Reading’s municipal transport undertaking has been part of Reading’s townscape and a vital part of its life for more than a century. This new book documents its history during the Second World War and the years of austerity following, vividly recounting the difficulties of operating a provincial bus fleet in the face of wartime shortages yet with increasing passenger demand and under the ever-present threat of air raids. Rising post-war demand for its services then stretched the undertaking further in those early years of peace. The book thus offers a unique insight into the operation of a municipal bus fleet in a medium-sized provincial county town.

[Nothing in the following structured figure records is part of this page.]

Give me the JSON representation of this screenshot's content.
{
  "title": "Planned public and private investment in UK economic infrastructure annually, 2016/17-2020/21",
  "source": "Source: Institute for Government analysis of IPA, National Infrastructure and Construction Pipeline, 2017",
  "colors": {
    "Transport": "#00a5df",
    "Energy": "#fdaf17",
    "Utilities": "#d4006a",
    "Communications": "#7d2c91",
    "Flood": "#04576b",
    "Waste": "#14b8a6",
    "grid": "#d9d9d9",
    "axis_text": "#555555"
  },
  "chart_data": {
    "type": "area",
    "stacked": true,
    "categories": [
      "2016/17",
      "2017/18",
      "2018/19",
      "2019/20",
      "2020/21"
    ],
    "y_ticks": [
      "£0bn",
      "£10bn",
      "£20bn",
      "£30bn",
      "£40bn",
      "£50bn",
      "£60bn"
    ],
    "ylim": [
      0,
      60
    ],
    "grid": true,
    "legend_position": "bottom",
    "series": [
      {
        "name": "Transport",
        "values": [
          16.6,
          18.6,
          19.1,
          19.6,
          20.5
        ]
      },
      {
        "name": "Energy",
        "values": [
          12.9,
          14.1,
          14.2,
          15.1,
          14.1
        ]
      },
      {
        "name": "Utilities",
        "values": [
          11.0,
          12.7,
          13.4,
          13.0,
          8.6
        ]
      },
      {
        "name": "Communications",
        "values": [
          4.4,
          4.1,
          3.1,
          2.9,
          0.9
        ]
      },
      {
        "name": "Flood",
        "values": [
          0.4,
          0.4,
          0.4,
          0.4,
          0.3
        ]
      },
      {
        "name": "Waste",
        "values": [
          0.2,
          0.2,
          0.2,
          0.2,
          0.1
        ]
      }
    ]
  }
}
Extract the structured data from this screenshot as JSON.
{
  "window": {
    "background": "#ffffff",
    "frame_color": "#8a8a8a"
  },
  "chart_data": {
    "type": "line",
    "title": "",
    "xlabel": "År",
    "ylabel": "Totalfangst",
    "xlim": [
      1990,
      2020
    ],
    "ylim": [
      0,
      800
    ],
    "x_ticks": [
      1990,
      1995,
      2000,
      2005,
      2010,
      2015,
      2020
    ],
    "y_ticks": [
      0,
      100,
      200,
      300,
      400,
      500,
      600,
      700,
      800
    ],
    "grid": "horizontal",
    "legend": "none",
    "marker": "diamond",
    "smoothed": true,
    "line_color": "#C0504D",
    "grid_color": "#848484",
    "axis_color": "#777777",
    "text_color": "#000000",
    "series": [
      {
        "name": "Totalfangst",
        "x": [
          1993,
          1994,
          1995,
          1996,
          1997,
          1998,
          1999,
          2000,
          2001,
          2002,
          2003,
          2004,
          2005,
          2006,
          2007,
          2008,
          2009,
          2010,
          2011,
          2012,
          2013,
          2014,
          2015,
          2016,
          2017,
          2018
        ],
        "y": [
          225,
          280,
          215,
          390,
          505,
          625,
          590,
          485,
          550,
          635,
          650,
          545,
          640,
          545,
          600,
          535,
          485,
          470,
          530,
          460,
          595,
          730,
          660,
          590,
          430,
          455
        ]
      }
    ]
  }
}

The account has been set into the wider national and social context, being deliberately told alongside the social history of the day – and is surely much richer for being told thus, the pressures of war and subsequent austerity affecting every aspect of life. The text has been supplemented by a wealth of contemporary photographs, many not ordinarily available in the public domain.

War and Austerity

Reading had said a final goodbye to its trams and replaced them with trolleybuses only six months before war was declared, so It was fortunate that these electric vehicles, which comprised over a third of the fleet, could shield the town from the full force of compulsory petrol and diesel rationing. Fortunately, Reading did not suffer the destruction suffered by other British towns and cities. Designated a ‘Safe Town’, the population rose progressively with an influx of evacuees and a number of military establishments and businesses looking for a safer haven, all of which obviously had clear implications for the Transport Department – nearly 20 million passengers had been carried in 1938 but nearly 41˝ million in 1945, and all achieved with only six extra trolleybuses, while four new motorbuses merely replaced four which were hopelessly obsolete. Evacuation buses, factory specials, and late night munitions specials all add to the story. There followed the years of austerity, with a continued high demand for bus travel, further stretching the undertaking as the town expanded.

This is a book aimed at the local historian as well as omnibologists but it will also offer much of interest to other social historians about the impact of war on the infrastructure and patterns of daily living. Of course, it will re-awaken memories in those who lived through those times but it also particularly stands as a tribute to those who kept Reading Corporation buses and trolleybuses moving during the war and in subsequent years.